Within minutes Clue got sick – and veterinarians say the toxin isn’t just dangerous for people, it’s usually fatal for pets and livestock.

“We think maybe even one or two licks of the water, even licking some of the water off somebody’s coat,” said local veterinarian Dalton Webb. “If they have symptoms or have had exposure, the frequency at which they are going to be successfully treated are very low.”

While the park already placed warning signs in multiple locations at the park and roped off the boat launch, the incident has spurred the state agency to re-think its signage telling Q13 News in a statement it plans to review its procedures.

“State Parks staff work closely with the Jefferson County Health Department, which monitors the toxin levels in the lake. Year round, we provide informational postings about the danger posed from the algae to people and pets on the Park information board near the main entry to the property.

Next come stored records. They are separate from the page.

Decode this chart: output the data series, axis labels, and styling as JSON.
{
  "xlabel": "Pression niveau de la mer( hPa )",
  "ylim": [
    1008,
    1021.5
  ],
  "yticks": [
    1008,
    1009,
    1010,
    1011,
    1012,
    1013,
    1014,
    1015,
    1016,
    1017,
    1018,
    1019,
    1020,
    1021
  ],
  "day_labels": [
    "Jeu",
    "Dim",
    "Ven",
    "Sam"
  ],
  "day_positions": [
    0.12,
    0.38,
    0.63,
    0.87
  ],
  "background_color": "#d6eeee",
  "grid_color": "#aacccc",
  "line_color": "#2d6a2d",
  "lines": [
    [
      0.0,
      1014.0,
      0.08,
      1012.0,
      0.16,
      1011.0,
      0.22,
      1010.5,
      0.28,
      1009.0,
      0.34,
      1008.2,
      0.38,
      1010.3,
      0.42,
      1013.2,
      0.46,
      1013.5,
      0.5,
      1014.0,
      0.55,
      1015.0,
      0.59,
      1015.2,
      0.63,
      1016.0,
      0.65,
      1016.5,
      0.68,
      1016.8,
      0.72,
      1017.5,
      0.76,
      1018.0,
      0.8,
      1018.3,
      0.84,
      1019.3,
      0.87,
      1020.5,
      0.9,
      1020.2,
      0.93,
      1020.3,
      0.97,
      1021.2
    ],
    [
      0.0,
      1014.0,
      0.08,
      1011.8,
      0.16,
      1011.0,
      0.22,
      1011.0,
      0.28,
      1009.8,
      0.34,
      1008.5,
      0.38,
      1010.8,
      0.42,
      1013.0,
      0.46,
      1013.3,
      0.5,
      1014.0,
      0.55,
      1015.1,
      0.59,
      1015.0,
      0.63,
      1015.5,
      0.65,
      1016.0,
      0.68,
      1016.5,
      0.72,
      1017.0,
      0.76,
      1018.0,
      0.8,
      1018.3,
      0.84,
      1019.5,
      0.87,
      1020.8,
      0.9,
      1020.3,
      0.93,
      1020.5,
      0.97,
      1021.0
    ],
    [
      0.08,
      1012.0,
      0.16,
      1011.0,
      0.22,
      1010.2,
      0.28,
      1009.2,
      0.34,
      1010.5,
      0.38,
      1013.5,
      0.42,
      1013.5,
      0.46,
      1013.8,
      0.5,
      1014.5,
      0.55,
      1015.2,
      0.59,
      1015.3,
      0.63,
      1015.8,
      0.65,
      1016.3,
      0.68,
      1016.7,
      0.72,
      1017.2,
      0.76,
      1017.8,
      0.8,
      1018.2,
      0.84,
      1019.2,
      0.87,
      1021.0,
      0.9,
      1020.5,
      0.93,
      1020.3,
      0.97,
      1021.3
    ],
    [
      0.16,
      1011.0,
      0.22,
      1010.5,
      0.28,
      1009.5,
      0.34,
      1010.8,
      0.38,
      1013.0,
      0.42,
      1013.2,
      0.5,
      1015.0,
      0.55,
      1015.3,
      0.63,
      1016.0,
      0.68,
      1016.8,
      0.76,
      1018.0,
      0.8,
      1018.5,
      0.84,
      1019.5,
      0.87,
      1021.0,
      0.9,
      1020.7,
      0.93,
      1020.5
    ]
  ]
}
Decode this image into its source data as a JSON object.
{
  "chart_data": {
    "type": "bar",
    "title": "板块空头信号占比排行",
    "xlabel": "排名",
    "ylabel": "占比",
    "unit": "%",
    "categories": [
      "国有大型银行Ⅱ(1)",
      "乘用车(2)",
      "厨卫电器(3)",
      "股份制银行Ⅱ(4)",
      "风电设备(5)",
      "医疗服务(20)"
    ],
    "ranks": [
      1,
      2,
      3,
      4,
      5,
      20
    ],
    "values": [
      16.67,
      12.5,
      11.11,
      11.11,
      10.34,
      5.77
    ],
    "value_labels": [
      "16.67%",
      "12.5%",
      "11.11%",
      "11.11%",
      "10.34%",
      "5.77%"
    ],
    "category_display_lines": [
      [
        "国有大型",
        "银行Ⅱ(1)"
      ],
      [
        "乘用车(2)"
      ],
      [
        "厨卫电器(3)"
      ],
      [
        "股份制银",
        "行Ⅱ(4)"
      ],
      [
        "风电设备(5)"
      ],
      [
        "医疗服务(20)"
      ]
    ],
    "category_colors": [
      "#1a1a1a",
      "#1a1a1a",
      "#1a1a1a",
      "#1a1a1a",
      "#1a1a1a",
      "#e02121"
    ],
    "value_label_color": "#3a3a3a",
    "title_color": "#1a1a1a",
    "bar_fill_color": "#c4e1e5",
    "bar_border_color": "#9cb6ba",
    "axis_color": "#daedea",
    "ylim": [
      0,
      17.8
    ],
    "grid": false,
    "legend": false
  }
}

As soon as the lake passes the recreation threshold for toxic exposure potential, we post warning signs at the boat ramp, provide a caution-tape barrier ahead of the boat ramp to keep people from launching boats. We post other areas in the parks with warnings."

"In addition, we post an alert on the Park’s webpage notifying people of the danger. Further, we make sure that the Park host volunteers are informed, and we ask them to notify park visitor of the dangers from the toxic algae bloom.

We are currently assessing the Park to increase the number of warning signs, adding bi-lingual signs, international symbol for toxic exposure potential, and we are making sure those signs include specific warnings to pet owners to keep them out of the lake and harm’s way.  We are also looking at other potential entry points to the property to make sure there are signs warning people as to the danger posed to them and their pets.”

Meanwhile Webb says the toxic algae usually forms in stagnant, warm water and sometimes it can thrive in areas around homes.

“Bird baths or garden containers or fountains,” he said. “If that water is sitting for months and in hot weather, you can grow that stuff at home, and you can have exposure that way as well.”